A total solar eclipse occurs when the moon completely covers the sun, causing a temporary, daytime darkness. For folks on the Yale campus, the event was a partial eclipse, reaching 91% coverage of the sun at about 3:25 p.m.

I’ve never seen a solar eclipse before, and who knows if I’ll get the opportunity to see one again,” said Maureen O’Donnell-Young, a hospitality staff member at Yale who arrived at the observatory with her husband, Mike Young.

Mike made a pinhole projector. “You can see the moon starting to go across,” he said.

A young man tapped him on the shoulder. “Excuse me, may I try your pinhole camera?” he asked.

The observatory’s back deck was filled with people, many lined up to have Christopher Lindsay, a fourth year Ph.D. candidate in astronomy, show them how to take a photo of the eclipse with the help of a telescope. “See? There’s already a big bite taken out of the sun,” he said to a grateful visitor.

Amena Keshawarz, a research scientist at CORE, arrived with her husband, Waleed Ahmad, and not one, but two, pinhole projectors made from cereal boxes. “It’s just fun to witness this with other people,” Ahmad said. “It’s like being in a movie theater.”
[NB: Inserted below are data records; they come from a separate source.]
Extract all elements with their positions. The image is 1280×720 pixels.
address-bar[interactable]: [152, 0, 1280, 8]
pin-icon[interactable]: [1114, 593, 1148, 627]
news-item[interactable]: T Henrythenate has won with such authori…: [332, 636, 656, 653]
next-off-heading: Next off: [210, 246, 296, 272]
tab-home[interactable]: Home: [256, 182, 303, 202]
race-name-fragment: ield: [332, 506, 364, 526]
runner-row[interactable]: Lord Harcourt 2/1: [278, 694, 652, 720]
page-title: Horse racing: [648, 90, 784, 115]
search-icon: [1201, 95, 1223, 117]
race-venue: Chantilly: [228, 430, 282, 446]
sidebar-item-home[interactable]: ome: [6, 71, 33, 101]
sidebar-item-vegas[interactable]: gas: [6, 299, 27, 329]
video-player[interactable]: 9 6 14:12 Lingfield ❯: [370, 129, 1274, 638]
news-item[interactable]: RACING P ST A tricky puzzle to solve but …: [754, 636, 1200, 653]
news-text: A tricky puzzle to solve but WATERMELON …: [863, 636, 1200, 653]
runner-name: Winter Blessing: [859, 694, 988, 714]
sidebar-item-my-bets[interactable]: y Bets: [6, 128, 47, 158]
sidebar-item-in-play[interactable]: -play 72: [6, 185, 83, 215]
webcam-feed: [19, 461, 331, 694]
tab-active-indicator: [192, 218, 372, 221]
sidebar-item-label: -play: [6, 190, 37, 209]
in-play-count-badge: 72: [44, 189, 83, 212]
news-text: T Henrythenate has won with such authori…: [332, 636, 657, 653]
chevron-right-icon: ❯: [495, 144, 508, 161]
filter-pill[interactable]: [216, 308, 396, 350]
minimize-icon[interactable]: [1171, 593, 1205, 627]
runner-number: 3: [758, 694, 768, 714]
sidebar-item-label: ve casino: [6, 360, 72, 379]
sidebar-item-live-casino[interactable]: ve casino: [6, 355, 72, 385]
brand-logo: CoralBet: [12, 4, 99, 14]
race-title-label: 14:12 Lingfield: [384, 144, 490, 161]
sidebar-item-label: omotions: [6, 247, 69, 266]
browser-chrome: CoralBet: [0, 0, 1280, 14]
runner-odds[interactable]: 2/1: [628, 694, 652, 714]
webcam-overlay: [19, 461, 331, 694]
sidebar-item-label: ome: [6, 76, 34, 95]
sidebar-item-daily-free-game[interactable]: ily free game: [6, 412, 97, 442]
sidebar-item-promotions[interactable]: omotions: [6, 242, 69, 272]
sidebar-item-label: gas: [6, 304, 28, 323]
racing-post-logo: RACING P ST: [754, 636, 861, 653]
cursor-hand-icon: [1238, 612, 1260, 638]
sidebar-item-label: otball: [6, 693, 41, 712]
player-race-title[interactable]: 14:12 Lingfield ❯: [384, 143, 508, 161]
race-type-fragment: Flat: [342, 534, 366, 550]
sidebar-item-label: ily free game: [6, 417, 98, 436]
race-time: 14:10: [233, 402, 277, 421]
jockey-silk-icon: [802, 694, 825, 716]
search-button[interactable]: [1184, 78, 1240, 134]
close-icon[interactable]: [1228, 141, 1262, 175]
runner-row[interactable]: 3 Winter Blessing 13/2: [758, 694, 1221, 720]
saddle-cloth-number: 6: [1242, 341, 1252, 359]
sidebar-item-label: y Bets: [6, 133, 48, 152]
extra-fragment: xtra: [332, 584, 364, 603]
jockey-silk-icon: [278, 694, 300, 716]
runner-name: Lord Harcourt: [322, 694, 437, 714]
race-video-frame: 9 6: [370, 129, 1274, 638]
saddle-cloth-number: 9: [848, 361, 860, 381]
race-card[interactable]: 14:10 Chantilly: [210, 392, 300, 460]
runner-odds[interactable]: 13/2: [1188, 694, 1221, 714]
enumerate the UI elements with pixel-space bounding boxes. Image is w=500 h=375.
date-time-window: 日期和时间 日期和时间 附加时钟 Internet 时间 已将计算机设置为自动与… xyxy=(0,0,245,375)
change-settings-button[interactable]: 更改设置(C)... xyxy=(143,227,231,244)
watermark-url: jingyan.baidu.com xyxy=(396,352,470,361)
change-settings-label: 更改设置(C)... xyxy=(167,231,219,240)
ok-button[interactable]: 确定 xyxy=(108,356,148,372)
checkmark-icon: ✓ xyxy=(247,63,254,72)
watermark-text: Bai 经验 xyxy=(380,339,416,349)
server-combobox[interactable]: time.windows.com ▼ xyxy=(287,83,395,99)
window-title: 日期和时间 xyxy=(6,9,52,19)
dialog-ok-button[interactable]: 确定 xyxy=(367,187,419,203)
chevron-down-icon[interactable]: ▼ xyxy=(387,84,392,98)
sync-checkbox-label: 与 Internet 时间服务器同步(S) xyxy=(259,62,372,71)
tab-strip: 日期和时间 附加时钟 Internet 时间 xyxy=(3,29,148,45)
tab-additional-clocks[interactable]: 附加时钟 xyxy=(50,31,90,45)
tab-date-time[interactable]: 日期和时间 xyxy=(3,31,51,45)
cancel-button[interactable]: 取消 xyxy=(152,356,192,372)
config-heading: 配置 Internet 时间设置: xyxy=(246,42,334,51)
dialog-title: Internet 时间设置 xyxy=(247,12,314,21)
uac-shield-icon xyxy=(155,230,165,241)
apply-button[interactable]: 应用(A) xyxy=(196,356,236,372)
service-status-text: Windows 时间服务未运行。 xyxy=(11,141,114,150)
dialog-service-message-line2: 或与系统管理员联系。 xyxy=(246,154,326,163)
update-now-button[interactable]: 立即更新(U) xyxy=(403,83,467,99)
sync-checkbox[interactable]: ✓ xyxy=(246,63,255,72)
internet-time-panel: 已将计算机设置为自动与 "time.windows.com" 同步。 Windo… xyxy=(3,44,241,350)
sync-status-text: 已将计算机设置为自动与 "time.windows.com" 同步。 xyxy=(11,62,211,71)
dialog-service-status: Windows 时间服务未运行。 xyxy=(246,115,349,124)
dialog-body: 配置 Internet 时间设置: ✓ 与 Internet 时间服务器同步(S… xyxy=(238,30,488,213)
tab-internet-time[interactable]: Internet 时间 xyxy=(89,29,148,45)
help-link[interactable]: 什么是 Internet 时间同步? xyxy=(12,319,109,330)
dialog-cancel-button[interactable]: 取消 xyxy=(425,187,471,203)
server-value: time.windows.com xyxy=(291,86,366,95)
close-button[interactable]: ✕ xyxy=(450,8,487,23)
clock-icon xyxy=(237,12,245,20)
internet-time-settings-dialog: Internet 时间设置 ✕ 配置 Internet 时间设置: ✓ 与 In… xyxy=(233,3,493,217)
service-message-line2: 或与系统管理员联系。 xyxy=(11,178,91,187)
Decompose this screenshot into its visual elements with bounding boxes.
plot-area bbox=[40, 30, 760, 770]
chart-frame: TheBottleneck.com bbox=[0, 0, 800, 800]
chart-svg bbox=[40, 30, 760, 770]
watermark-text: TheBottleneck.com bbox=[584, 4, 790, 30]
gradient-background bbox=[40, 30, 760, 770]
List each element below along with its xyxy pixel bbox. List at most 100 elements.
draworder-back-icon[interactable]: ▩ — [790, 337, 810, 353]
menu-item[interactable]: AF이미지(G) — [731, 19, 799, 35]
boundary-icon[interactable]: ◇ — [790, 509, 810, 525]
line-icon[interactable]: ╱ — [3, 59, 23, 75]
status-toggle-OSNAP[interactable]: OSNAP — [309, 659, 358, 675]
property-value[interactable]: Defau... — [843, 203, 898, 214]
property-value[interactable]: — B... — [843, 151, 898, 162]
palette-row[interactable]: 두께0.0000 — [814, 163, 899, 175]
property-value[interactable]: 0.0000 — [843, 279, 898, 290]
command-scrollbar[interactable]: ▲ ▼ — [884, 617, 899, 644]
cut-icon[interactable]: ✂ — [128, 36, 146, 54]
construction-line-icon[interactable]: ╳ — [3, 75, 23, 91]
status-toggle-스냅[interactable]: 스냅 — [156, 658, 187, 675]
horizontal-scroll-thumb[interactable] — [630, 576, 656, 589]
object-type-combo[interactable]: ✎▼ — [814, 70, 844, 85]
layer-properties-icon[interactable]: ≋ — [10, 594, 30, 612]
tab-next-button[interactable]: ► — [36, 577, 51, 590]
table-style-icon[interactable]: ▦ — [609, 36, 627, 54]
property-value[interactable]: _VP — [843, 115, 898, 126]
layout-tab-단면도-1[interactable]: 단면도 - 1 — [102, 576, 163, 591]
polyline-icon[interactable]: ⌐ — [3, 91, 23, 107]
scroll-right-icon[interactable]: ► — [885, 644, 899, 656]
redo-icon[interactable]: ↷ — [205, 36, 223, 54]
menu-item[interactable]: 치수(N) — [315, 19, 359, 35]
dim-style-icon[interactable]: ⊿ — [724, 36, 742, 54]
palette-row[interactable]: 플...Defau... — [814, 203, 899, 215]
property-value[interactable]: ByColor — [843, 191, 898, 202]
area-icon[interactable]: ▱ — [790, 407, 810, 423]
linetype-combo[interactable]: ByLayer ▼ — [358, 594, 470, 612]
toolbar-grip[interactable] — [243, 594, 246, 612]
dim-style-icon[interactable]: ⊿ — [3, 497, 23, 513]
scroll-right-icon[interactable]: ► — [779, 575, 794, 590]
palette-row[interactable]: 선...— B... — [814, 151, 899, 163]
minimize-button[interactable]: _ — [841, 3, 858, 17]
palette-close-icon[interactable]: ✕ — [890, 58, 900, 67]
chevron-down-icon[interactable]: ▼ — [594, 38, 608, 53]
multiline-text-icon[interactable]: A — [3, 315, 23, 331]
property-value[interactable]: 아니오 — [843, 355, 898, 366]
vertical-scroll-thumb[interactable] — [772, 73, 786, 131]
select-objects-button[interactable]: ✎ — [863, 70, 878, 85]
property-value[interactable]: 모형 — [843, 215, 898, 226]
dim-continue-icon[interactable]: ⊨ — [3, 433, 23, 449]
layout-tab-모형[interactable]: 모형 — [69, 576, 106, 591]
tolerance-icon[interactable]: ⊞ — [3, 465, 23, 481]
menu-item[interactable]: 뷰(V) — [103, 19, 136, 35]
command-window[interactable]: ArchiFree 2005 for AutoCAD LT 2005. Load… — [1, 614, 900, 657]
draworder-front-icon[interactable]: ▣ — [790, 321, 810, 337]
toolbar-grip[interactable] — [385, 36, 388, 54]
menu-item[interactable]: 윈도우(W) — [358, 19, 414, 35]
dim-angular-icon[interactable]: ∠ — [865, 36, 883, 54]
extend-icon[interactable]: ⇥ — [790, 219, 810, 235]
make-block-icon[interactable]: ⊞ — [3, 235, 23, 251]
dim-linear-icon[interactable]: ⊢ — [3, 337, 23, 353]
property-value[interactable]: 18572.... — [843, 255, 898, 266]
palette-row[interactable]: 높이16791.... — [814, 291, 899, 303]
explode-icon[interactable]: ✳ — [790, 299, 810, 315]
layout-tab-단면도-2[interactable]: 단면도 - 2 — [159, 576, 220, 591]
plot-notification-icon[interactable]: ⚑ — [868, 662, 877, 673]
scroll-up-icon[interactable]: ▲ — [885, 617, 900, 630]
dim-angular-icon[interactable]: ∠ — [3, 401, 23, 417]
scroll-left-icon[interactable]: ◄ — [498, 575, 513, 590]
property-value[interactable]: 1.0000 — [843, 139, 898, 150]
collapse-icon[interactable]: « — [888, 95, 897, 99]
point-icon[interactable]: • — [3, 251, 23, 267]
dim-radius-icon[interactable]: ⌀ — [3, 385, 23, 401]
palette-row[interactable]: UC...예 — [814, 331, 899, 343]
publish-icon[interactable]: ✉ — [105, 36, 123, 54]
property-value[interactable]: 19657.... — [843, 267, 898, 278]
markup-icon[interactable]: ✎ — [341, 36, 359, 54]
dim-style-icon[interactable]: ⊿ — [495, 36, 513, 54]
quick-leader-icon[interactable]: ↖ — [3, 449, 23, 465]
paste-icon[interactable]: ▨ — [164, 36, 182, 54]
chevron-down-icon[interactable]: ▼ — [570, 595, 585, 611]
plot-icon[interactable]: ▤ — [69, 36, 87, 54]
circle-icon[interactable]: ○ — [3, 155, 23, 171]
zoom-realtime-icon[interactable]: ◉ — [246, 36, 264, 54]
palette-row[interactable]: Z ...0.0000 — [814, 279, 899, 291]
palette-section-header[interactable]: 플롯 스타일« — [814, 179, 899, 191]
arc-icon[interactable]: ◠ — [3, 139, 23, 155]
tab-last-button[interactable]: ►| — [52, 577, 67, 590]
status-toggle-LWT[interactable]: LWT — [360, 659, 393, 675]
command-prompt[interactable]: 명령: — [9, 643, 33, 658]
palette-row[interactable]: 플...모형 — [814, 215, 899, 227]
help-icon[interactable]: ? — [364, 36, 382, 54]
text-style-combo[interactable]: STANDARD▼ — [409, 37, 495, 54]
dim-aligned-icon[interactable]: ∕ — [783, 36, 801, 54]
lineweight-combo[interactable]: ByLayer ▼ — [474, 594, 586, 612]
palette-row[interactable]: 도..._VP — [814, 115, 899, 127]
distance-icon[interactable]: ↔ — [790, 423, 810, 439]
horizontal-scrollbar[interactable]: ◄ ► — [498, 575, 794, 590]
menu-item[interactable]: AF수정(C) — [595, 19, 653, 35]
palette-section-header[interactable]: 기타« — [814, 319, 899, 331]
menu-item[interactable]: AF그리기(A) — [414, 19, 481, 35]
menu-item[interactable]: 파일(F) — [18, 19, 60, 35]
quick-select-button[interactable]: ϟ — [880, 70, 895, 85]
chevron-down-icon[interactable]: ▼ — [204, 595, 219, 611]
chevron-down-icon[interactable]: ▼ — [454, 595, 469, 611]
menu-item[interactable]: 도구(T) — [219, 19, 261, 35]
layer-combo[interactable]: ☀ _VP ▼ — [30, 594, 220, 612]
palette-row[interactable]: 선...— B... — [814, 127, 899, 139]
It even came with a twist ending.

Half an hour before peak coverage, a batch of clouds meandered in front of the sun, blocking the view somewhat. But then, at 3:20, the clouds parted, the sun re-emerged, and the Yale crowd burst into spontaneous applause.

Charles Bailyn, the A. Bartlett Giamatti Professor of Astronomy and Physics, was pleased.

We love this,” Bailyn said. “From time to time, there are these events that bring us all together. This is at the top of the list.”